I think it’s official at this point. I simply am no longer capable of sleeping.
Last night, I took some Benadryl specifically so I could sleep. And instead, I lay there awake until about 1:30am. Then I woke up around 3am from a nightmare and again around 4am with the same thing.
I got up when Love’s alarm went off at 5:30am, dozed for about a half an hour and then was awake again from 6am until almost 7am. My alarm went off at 7:45am and I got up to get ready for work.
Sleeping has never been a problem for me. Never. I love to sleep and I excel at it. Now though? I just can’t. I just lay there and nothing happens. I’m stressed and anxious about a million stupid things that don’t even matter and I get myself all running in circles in my mind on “what ifs.” It’s so aggravating because it’s not even real worries, just exaggerated scenarios that are nowhere near likely whatsoever!
Not sleeping isn’t helping other things such as my stomach hurting constantly and my head hurting all the time.

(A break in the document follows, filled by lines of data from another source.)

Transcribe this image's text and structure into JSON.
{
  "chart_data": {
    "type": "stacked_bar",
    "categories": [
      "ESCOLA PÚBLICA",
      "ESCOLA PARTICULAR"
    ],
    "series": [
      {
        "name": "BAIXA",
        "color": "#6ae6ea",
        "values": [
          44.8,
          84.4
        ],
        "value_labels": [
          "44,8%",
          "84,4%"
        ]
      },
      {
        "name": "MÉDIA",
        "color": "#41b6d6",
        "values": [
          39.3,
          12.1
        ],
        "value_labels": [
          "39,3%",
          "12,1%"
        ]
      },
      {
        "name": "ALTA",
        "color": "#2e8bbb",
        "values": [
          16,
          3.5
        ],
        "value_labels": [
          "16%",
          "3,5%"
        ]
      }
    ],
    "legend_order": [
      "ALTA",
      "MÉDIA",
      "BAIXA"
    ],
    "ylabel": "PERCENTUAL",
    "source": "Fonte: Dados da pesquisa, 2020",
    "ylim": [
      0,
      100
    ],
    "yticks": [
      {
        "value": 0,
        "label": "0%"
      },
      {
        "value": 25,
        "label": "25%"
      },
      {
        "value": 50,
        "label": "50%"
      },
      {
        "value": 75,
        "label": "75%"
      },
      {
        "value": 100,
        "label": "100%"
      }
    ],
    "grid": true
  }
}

Not to mention, it feeds the depression and aggravation and inability to function or desire to try to function. I already don’t want to get up and go to work but without sleep, the sliver of drive I have to do it anyway completely evaporates.
I’m here at work but I so don’t want to be. I’m tired and quite frankly, I just don’t give a damn. More then anything though, I just want some rest.